六神将が暗躍していた事も考えると、レプリカで兵士を作った可能性も捨て切れない。」
「レプリカ……。俺と同じ……。」

ジェイドの仮定に、ルークは少なからずショックを受けた様で、呆然とした様子で呟いた。
どうです?と確認の視線を向けられた紫音が、それを肯定するように頷いた事で、その目は更に見開かれた。

「何と言う事だ……。レプリカが我が国の名を騙って、何の利がある?」

インゴベルト殿下の疑問に、考え込んでいたティアが、ハッとした様に口を開く。

キムラスカとマルクトの関係を悪化させ、戦争を起こそうとしているのでは、と言う彼女に、皆が驚いた様に顔を見合わせる。

「それじゃあ、まるでモースと同じじゃないか!」
「モースは今どうなってんの?」

紫音がアニスに訊ねれば、彼女は一瞬身体を強張らせた。
分かんないなー、といつもの様に言おうとして、言葉を詰まらせたのを見逃すジェイドでは無い。

「……アニス。」
「………………っ!!」

ジェイドの低い声に、身体を震わせたアニスは、リグレットがアリエッタを無理矢理動かし、モースを輸送船から奪取したと、蒼白な顔で答えた。

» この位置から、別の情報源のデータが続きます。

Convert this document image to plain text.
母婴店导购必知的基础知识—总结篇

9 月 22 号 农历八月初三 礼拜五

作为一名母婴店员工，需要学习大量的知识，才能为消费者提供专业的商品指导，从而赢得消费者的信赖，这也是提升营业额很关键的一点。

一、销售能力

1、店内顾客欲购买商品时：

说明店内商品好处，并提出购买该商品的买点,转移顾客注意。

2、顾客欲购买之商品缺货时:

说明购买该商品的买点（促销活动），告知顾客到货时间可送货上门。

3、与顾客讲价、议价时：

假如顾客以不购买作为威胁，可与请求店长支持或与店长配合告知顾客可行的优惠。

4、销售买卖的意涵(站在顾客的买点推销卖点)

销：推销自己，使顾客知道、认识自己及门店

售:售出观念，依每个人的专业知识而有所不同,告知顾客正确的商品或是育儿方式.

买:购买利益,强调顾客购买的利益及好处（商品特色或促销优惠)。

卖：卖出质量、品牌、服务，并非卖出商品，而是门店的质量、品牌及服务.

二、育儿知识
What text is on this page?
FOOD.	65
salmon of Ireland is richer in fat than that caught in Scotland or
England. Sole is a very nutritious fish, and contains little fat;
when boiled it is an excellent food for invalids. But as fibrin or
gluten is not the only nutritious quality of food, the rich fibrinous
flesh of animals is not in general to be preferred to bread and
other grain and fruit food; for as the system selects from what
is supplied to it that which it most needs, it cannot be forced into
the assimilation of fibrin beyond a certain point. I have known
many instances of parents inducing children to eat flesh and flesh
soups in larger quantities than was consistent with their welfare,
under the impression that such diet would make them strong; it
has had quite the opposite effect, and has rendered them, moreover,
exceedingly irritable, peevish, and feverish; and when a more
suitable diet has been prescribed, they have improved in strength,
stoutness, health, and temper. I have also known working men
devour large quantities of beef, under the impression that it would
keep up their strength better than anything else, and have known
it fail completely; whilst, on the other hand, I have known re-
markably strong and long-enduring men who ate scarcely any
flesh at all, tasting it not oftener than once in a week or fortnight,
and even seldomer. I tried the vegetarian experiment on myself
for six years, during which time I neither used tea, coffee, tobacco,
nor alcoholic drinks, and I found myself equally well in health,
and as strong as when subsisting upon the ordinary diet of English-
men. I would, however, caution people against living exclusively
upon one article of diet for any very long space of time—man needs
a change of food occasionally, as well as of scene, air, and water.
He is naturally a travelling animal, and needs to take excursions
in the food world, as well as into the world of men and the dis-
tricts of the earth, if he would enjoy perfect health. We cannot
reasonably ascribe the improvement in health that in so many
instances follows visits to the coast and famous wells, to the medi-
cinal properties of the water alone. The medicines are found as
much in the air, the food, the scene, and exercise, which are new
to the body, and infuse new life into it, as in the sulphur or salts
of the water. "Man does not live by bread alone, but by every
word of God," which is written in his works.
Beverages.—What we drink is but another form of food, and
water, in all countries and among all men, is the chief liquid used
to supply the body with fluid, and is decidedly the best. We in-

「……自由を取り戻したモースなら、預言を再現する為には、キムラスカとマルクトを対立させるぐらいやりかねない。」

アニスの答えを聞き、ガイが言う。

モースが再び戦争を起こそうと画策している。

その話に、ナタリアは表情を引き締め、真剣な瞳をインゴベルト殿下へと向けた。

「……お父様、私をダアトへ行かせてください。」
「突然どうしたのだ?」

ナタリアの突然の言葉に、インゴベルト殿下は目に見えて狼狽えた。
そんな父に、ナタリアは静かに語る。